MBA News Bites

Stacy Blackman’s Weekly Roundup of B-School Intelligence

The Wall Street Journal reports that B-schools are moving to assist alums as university career offices brace for a tough recruiting year and the possibility of more layoffs and jobless alumni to come. Schools were largely unprepared for the onslaught of grads looking back to their alma maters for job help when the Wall Street woes began.

The University of Cambridge, together with Judge Business School, will be hosting the first international ‘Entrepreneurship for a Zero Carbon Society‘ conference September 22-24, 2008. Held at the Sidgwick Site in Cambridge, it will provide a platform for international experts from the key fields involved in tackling climate change, to present the latest research and ideas in an open-minded and politically neutral forum.

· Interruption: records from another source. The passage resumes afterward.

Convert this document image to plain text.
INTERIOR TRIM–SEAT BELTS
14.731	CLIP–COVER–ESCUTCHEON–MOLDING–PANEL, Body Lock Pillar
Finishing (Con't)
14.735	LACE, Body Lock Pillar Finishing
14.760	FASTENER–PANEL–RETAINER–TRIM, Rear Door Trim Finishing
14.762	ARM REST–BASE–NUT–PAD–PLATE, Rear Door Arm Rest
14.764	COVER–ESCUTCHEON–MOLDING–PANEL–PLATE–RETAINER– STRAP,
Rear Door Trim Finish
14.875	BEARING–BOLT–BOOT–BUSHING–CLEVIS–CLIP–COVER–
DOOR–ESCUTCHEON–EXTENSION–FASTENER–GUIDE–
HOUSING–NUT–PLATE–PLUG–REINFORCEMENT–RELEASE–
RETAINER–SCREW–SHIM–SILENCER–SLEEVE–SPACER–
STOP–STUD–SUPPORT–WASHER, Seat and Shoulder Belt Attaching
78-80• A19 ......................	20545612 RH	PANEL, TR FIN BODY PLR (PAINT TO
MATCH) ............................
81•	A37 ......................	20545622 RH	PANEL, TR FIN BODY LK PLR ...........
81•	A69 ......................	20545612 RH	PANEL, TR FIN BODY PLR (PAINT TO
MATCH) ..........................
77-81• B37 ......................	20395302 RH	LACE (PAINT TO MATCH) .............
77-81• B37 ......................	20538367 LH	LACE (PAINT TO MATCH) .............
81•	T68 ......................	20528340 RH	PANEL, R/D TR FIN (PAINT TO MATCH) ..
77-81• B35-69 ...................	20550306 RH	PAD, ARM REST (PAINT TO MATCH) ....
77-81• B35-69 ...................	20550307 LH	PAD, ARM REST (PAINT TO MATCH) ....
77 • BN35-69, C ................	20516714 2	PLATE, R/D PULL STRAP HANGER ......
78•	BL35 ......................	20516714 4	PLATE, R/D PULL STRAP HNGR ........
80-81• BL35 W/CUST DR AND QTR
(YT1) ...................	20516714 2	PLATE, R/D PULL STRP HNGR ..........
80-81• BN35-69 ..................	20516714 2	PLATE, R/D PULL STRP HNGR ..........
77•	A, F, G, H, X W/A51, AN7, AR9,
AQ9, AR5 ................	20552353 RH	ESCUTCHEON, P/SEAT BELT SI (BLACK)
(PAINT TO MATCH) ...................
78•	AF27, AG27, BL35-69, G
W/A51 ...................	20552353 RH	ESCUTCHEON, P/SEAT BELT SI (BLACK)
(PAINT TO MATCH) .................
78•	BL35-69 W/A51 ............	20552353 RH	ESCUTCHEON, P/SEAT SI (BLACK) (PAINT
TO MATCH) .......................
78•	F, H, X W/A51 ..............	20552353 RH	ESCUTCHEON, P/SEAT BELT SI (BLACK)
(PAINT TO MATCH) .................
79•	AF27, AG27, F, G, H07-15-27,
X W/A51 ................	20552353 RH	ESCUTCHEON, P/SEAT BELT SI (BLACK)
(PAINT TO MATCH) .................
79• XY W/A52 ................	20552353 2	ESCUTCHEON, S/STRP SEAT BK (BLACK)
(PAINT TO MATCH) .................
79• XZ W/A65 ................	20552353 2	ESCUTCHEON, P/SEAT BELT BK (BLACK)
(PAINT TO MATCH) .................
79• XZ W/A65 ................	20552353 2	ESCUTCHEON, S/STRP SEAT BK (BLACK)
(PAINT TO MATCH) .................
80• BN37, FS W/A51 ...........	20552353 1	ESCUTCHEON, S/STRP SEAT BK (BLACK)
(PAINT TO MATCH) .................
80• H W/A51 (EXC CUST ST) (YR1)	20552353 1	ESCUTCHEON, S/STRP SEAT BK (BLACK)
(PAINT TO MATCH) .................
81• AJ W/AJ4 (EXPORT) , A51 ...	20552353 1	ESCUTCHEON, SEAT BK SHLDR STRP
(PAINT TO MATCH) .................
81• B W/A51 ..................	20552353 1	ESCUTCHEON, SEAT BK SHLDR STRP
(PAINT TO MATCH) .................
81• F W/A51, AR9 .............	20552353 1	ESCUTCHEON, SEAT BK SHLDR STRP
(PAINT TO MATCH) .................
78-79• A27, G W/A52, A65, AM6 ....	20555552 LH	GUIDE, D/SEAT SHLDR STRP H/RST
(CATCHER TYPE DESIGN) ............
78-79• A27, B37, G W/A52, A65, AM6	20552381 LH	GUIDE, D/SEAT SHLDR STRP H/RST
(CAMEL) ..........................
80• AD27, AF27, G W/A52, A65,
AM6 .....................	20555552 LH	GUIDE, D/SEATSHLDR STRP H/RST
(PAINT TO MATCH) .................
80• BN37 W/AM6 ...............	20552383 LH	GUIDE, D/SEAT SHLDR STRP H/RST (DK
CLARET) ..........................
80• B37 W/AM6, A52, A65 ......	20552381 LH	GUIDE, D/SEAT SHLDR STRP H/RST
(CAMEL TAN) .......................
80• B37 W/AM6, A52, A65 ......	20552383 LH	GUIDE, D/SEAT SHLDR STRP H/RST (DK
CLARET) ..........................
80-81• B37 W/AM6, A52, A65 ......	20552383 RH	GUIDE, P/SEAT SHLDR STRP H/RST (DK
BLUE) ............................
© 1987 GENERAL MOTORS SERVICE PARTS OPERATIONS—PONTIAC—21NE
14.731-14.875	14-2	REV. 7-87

This week, Financial Times‘ Soapbox argues for the value of attending B-school sooner rather than later. According to James Brickley, Gleason professor of business administration, and Mark Zupan, dean of the Simon School of Business, the benefit of having a framework to solve business problems that an MBA education provides may be greater if that learning occurs earlier in a career.

Deans from top international business schools recently gathered to discuss the current and future state of management education in China. The event was the latest in a series of roundtables held around the world and organized and moderated by Paul Danos, dean of the Tuck School of Business at Dartmouth, and Santiago Iñiguez, dean of Instituto de Empressa.

Harvard Business School has accepted the first undergraduates who will take part in HBS 2+2, the school’s groundbreaking deferred MBA admission program. The HBS 2+2 program was designed to reach a diverse group of high-achieving college students studying in the fields of science, engineering, healthcare, government, and public service, among other disciplines, as they begin to explore career and graduate school opportunities.

The Goldman Sachs Group, Inc. has announced the addition of 12 new academic and nonprofit partners to provide a business and management education to underserved women in Brazil, China, India, and the Philippines. Saïd Business School at the University of Oxford is collaborating with Zhejiang University in China and Insead with Fundação Dom Cabral (FDC) in Brazil. The other five European business schools involved in the project are HEC Paris, IE Business School and Iese Business School, both in Spain, and London Business School and the Judge Business School in Cambridge, UK.

As the financial landscape shifts, BusinessWeek reports that B-schools are busy reaching out to nervous students whose job prospects are suddenly far from certain. Alan Johnson, CEO of Johnson Associates, a compensation consultancy, predicts hiring will be down by as much as 50% this fall, with students entering what will be one of the most fiercely competitive job markets in recent years.